There are a lot of special effects, and something always goes wrong with those things. You have this sort of serious, dramatic carnage going on, and suddenly, somebody drops something, or the machinery breaks down.
It just blows the whole thing, and it turns out to be funny. Oddly enough, everybody’s ready to laugh in that sort of scene because it’s so gruesome. There was a lot of laughing and joking during the shooting between takes. I remember that. It was a lighter period, even though the material was very heavy.
There was a very good feeling around the making of the film; everything felt right about it, and I remember the night before it opened, we all got together and had dinner and said, “No matter what happens tomorrow, we have made a terrific movie, and we’re damn proud of it, even if it goes down the toilet.”

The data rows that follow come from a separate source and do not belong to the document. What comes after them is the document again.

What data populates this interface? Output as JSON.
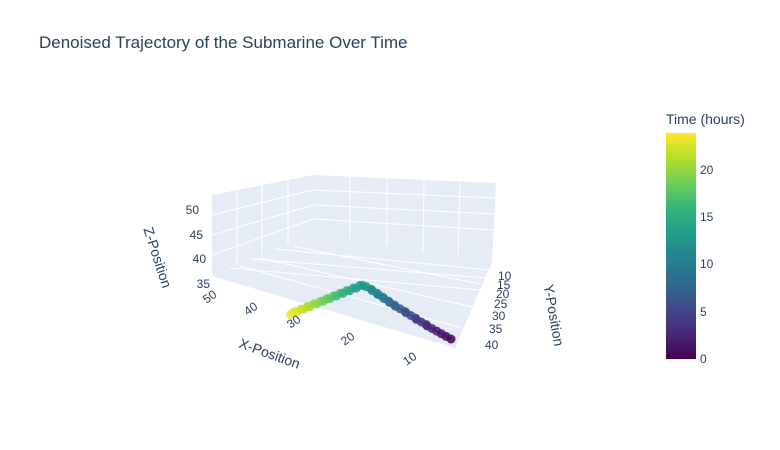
{
  "chart_data": {
    "type": "scatter3d",
    "title": "Denoised Trajectory of the Submarine Over Time",
    "xlabel": "X-Position",
    "ylabel": "Y-Position",
    "zlabel": "Z-Position",
    "x_ticks": [
      "50",
      "40",
      "30",
      "20",
      "10"
    ],
    "y_ticks": [
      "10",
      "15",
      "20",
      "25",
      "30",
      "35",
      "40"
    ],
    "z_ticks": [
      "50",
      "45",
      "40",
      "35"
    ],
    "colorbar": {
      "title": "Time (hours)",
      "ticks": [
        "20",
        "15",
        "10",
        "5",
        "0"
      ],
      "range": [
        0,
        24
      ],
      "colorscale": "Viridis"
    },
    "time": [
      0,
      0.5,
      1,
      1.5,
      2,
      2.5,
      3,
      3.5,
      4,
      4.5,
      5,
      5.5,
      6,
      6.5,
      7,
      7.5,
      8,
      8.5,
      9,
      9.5,
      10,
      10.5,
      11,
      11.5,
      12,
      12.5,
      13,
      13.5,
      14,
      14.5,
      15,
      15.5,
      16,
      16.5,
      17,
      17.5,
      18,
      18.5,
      19,
      19.5,
      20,
      20.5,
      21,
      21.5,
      22,
      22.5,
      23,
      23.5
    ],
    "x": [
      8,
      9,
      10,
      11,
      12,
      13,
      13,
      14,
      15,
      15,
      16,
      17,
      17,
      18,
      19,
      19,
      20,
      20,
      21,
      21,
      22,
      22,
      23,
      23,
      24,
      25,
      26,
      27,
      28,
      29,
      30,
      31,
      32,
      33,
      34,
      35,
      36,
      37,
      38,
      39,
      40,
      41,
      42,
      43,
      44,
      45,
      46,
      47
    ],
    "y": [
      40,
      39,
      38,
      37,
      36,
      35,
      34,
      33,
      32,
      31,
      30,
      29,
      28,
      27,
      26,
      25,
      24,
      23,
      22,
      21,
      20,
      19,
      18,
      17,
      16,
      16,
      17,
      17,
      18,
      18,
      19,
      19,
      20,
      20,
      21,
      21,
      22,
      22,
      23,
      23,
      24,
      24,
      25,
      25,
      26,
      26,
      27,
      27
    ],
    "z": [
      35,
      35.5,
      36,
      36.5,
      37,
      37.5,
      38,
      38.5,
      39,
      39.5,
      40,
      40.5,
      41,
      41.5,
      42,
      42.5,
      43,
      43.5,
      44,
      44.5,
      45,
      45.5,
      46,
      46.5,
      47,
      47,
      46.5,
      46,
      45.5,
      45,
      44.5,
      44,
      43.5,
      43,
      42.5,
      42,
      41.5,
      41,
      40.5,
      40,
      39.5,
      39,
      38.5,
      38,
      37.5,
      37,
      36.5,
      36
    ]
  }
}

And the next day, I got up and went to the theatre for the noon show. There was a long line that went all the way around the block, but I had to be let in. And then I realised that this vast line was already for the two o’clock show, not the noon show! So I ran inside and watched the film, and everyone was standing at the back, and there was a sense of exhilaration about what we had done. We knew we’d never repeat it.
Jean-Luc Godard once said that all great movies are successful for the wrong reasons, and there were a lot of wrong reasons why Taxi Driver was successful. The sheer violence of it brought out the Times Square Crowd.
I was literally skipping across the Yale campus with my friend when I heard Reagan had been shot [30th March 1981].
In terms of the John Hinckley shooting, people ask me how I feel about it. Well, I’m a Catholic. It’s easy to make me feel guilty.
I got to the [1980] Academy Awards, and we were the first ones let in. Then I had to go to the men’s room, and suddenly these three big guys came in with me.
Three big guys with jackets. I said, “Gee, this security s incredible tonight.” A few years earlier, when Jodie and I were nominees, I had received a threatening letter about Taxi Driver – “If Jodie Foster wins for what you made her do, you will pay for it with your life.” So we got the FBI, then.
So now I said, “well, this security is even better than the last time, this is fantastic.” I went backstage with Robert Redford to put some sort of statement together. The FBI didn’t want me moving around. Everybody knew why but me. Redford told me that a connection to Taxi Driver had been made in the shooting of the President. I never thought there was a connection with the film in a million years. It turned out that even the limo driver was FBI.